Mit Achim Degen, Lennart A. Salomon, Joel Havea

präsentiert von Gleis4 Förderverein

Song Ping Pong ist ein musikalischer Schlagabtausch zwischen mehreren Singer/Songwritern. Zwei, drei oder vier Singer/Songwriter sitzen gemeinsam auf der Bühne und spielen ihre Lieder, nur begleitet von einer akustischen Gitarre, Klavier oder von den jeweils anderen Künstlern auf der Bühne. Dieses Mal mit dabei: Joel Havea. Es wird keine Playlist abgesprochen - das Programm entsteht im Moment.

Und so ist jedes Konzert einmalig - abhängig von den Teilnehmern, den gerade ausgewählten Songs und der Stimmung im Publikum. So kann es passieren, dass aus einem einfachen Lied ein vierstimmiger Satz Gesang entsteht und durch die Interaktion auf der Bühne völlig neue Arrangements entstehen. 

Achim Degen und Lennart A. Salomon fungieren dabei als Gastgeber und holen sich gerne Kollegen und immer wieder neue Künstler dazu, um für einen Abend zusammen Musik zu machen. Ob bekannt, oder unbekannt: Bei jedem Song Ping Pong spielen sich die Akteure musikalisch die Bälle zu und lassen das Publikum an unwiederbringlichen Momenten teilhaben. Vom kleinsten Wohnzimmer, bis zur großen Bühne.

Achim Degen

Achim Degen - Sänger, Singer/Songwriter und Coach.
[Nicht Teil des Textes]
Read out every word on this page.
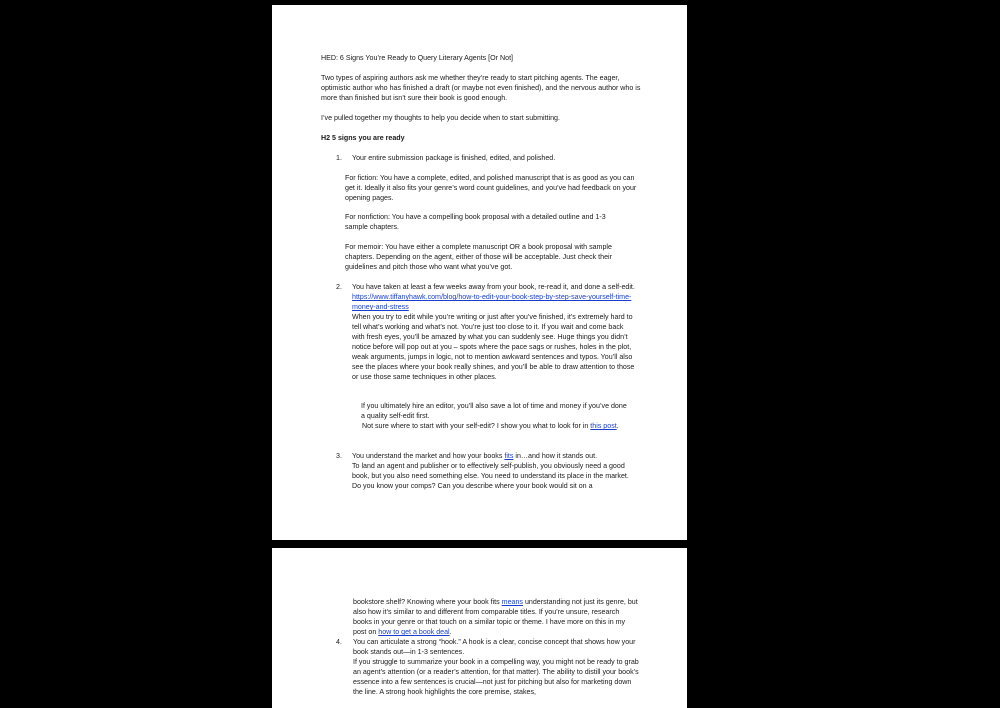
HED: 6 Signs You’re Ready to Query Literary Agents [Or Not]

Two types of aspiring authors ask me whether they’re ready to start pitching agents. The eager, optimistic author who has finished a draft (or maybe not even finished), and the nervous author who is more than finished but isn’t sure their book is good enough.

I’ve pulled together my thoughts to help you decide when to start submitting.

H2 5 signs you are ready

1. Your entire submission package is finished, edited, and polished.

For fiction: You have a complete, edited, and polished manuscript that is as good as you can get it. Ideally it also fits your genre’s word count guidelines, and you’ve had feedback on your opening pages.

For nonfiction: You have a compelling book proposal with a detailed outline and 1-3 sample chapters.

For memoir: You have either a complete manuscript OR a book proposal with sample chapters. Depending on the agent, either of those will be acceptable. Just check their guidelines and pitch those who want what you’ve got.

2. You have taken at least a few weeks away from your book, re-read it, and done a self-edit. https://www.tiffanyhawk.com/blog/how-to-edit-your-book-step-by-step-save-yourself-time-money-and-stress

When you try to edit while you’re writing or just after you’ve finished, it’s extremely hard to tell what’s working and what’s not. You’re just too close to it. If you wait and come back with fresh eyes, you’ll be amazed by what you can suddenly see. Huge things you didn’t notice before will pop out at you – spots where the pace sags or rushes, holes in the plot, weak arguments, jumps in logic, not to mention awkward sentences and typos. You’ll also see the places where your book really shines, and you’ll be able to draw attention to those or use those same techniques in other places.

If you ultimately hire an editor, you’ll also save a lot of time and money if you’ve done a quality self-edit first.

Not sure where to start with your self-edit? I show you what to look for in this post.
3. You understand the market and how your books fits in…and how it stands out.

To land an agent and publisher or to effectively self-publish, you obviously need a good book, but you also need something else. You need to understand its place in the market. Do you know your comps? Can you describe where your book would sit on a

bookstore shelf? Knowing where your book fits means understanding not just its genre, but also how it’s similar to and different from comparable titles. If you’re unsure, research books in your genre or that touch on a similar topic or theme. I have more on this in my post on how to get a book deal.
4. You can articulate a strong “hook.” A hook is a clear, concise concept that shows how your book stands out—in 1-3 sentences.

If you struggle to summarize your book in a compelling way, you might not be ready to grab an agent’s attention (or a reader’s attention, for that matter). The ability to distill your book’s essence into a few sentences is crucial—not just for pitching but also for marketing down the line. A strong hook highlights the core premise, stakes,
Begonnen hat alles vor rund 41 Jahren im schönen Frankenthal in der Pfalz. Dort gründeten 5 Schulfreunde ihre erste Schülerband.Dann ging es für ihren damaligen Bassisten und Sänger Achim Degen 2 Jahre später in härtere Gefilde als Frontmann einer Hard-Southern Rock Band der er insgesamt 4 Jahre angehörte.

Von 1984-86 spielte Achim in einer Grebo-Glam-Rock n Roll Band namens Strykers.
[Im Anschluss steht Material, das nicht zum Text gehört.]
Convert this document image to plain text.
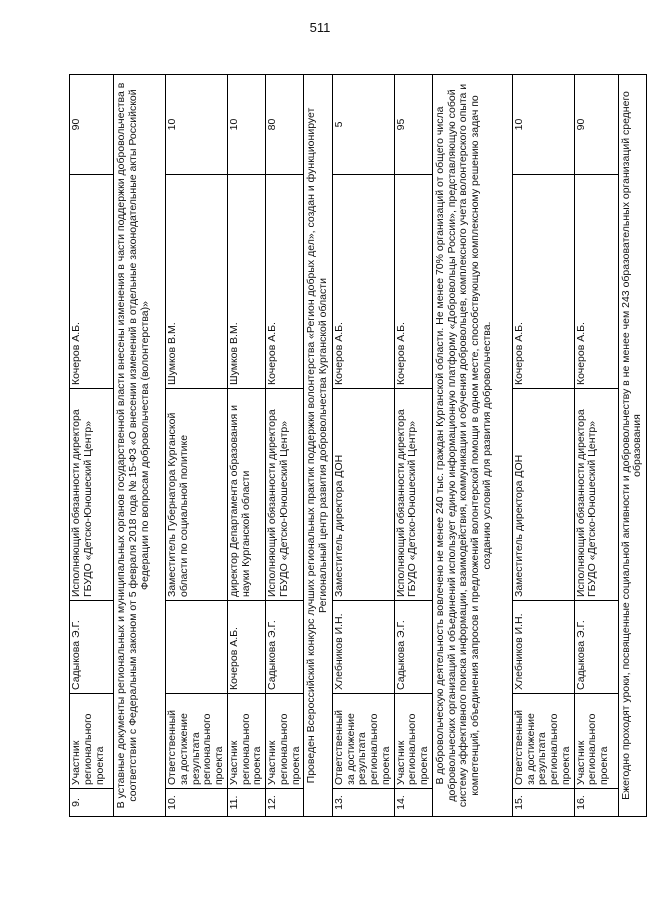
511
9.	Участник регионального проекта	Садыкова Э.Г.	Исполняющий обязанности директора ГБУДО «Детско-Юношеский Центр»	Кочеров А.Б.	90
В уставные документы региональных и муниципальных органов государственной власти внесены изменения в части поддержки добровольчества в соответствии с Федеральным законом от 5 февраля 2018 года № 15-ФЗ «О внесении изменений в отдельные законодательные акты Российской Федерации по вопросам добровольчества (волонтерства)»					
10.	Ответственный за достижение результата регионального проекта		Заместитель Губернатора Курганской области по социальной политике	Шумков В.М.	10
11.	Участник регионального проекта	Кочеров А.Б.	директор Департамента образования и науки Курганской области	Шумков В.М.	10
12.	Участник регионального проекта	Садыкова Э.Г.	Исполняющий обязанности директора ГБУДО «Детско-Юношеский Центр»	Кочеров А.Б.	80
Проведен Всероссийский конкурс лучших региональных практик поддержки волонтерства «Регион добрых дел», создан и функционирует Региональный центр развития добровольчества Курганской области					
13.	Ответственный за достижение результата регионального проекта	Хлебников И.Н.	Заместитель директора ДОН	Кочеров А.Б.	5
14.	Участник регионального проекта	Садыкова Э.Г.	Исполняющий обязанности директора ГБУДО «Детско-Юношеский Центр»	Кочеров А.Б.	95
В добровольческую деятельность вовлечено не менее 240 тыс. граждан Курганской области. Не менее 70% организаций от общего числа добровольческих организаций и объединений использует единую информационную платформу «Добровольцы России», представляющую собой систему эффективного поиска информации, взаимодействия, коммуникации и обучения добровольцев, комплексного учета волонтерского опыта и компетенций, объединения запросов и предложений волонтерской помощи в одном месте, способствующую комплексному решению задач по созданию условий для развития добровольчества.					
15.	Ответственный за достижение результата регионального проекта	Хлебников И.Н.	Заместитель директора ДОН	Кочеров А.Б.	10
16.	Участник регионального проекта	Садыкова Э.Г.	Исполняющий обязанности директора ГБУДО «Детско-Юношеский Центр»	Кочеров А.Б.	90
Ежегодно проходят уроки, посвященные социальной активности и добровольчеству в не менее чем 243 образовательных организаций среднего образования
1985-89 bei verschiedensten Coverbands der Rhein Neckar Delta Region und in verschiedenen Pop-Blue eyed Soul Projekten.

1987 Gründung des Singer- Songwriterduos Spellbush Gant mit dem Gitarristen und Sänger Markus Tiedemann.

1990 wird aus Spellbush Gant The Cut und 2 Jahre später Six was Nine.
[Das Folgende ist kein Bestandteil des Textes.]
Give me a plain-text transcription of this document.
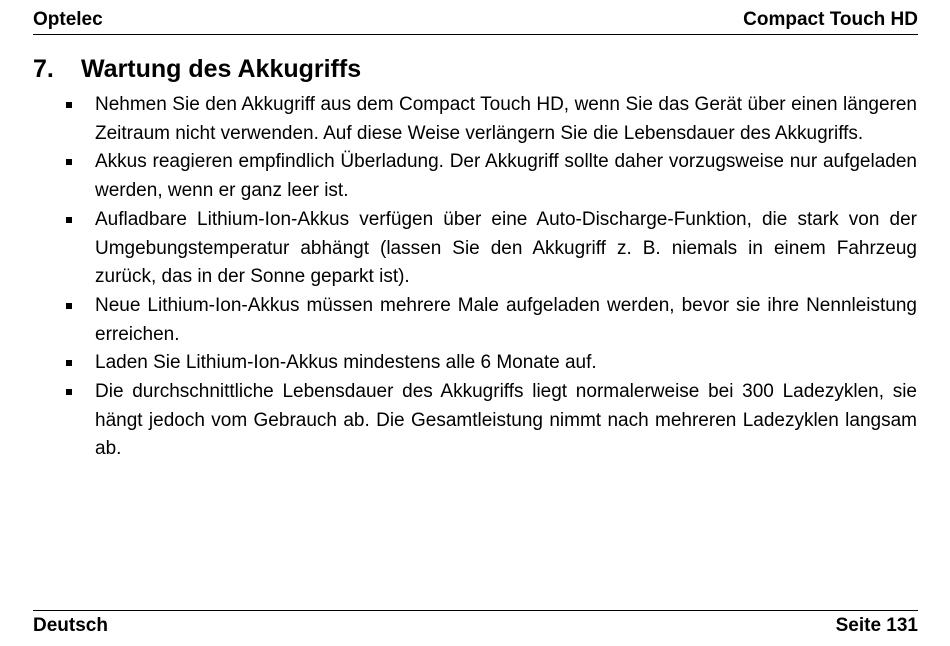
Optelec	Compact Touch HD
7.	Wartung des Akkugriffs
Nehmen Sie den Akkugriff aus dem Compact Touch HD, wenn Sie das Gerät über einen längeren Zeitraum nicht verwenden. Auf diese Weise verlängern Sie die Lebensdauer des Akkugriffs.
Akkus reagieren empfindlich Überladung. Der Akkugriff sollte daher vorzugsweise nur aufgeladen werden, wenn er ganz leer ist.
Aufladbare Lithium-Ion-Akkus verfügen über eine Auto-Discharge-Funktion, die stark von der Umgebungstemperatur abhängt (lassen Sie den Akkugriff z. B. niemals in einem Fahrzeug zurück, das in der Sonne geparkt ist).
Neue Lithium-Ion-Akkus müssen mehrere Male aufgeladen werden, bevor sie ihre Nennleistung erreichen.
Laden Sie Lithium-Ion-Akkus mindestens alle 6 Monate auf.
Die durchschnittliche Lebensdauer des Akkugriffs liegt normalerweise bei 300 Ladezyklen, sie hängt jedoch vom Gebrauch ab. Die Gesamtleistung nimmt nach mehreren Ladezyklen langsam ab.
Deutsch	Seite 131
1992-1998 Six was Nine veröffentlichen während ihrer Karriere 4 Alben davon 3 bei Virgin und eines bei BMG/Msm Records.

1993-94 es folgen viele Tourneen unter anderem mit Roachford und Jamiroquai sowie zahlreiche Promoauftritte der Band europaweit.

1994 folgt der Hit “Drop Dead Beautiful“ vom Album “Let it come your way“ und erhalten Six was Nine den NachwuchsECHO.

1995-98 Tourneen mit Tina Turner und zahlreiche Auftritte unter anderem im Vorprogramm von Prince,Joe Cocker,Rod Stewart, Elton John uvm.

1998 Trennung der Band. Achim zieht nach Hamburg.

1998-2011 in Hamburg arbeitet Achim als Songwriter und Coach,Musikkategorisierer und in diversen Jobs.

1999 wird er Mitglied bei der Electropopband Surf aus Berlin mit denen er 2 Alben das von der Kritik vielgepriesene “High Tide Low Tide“ und “Teen Planet“ aufnimmt.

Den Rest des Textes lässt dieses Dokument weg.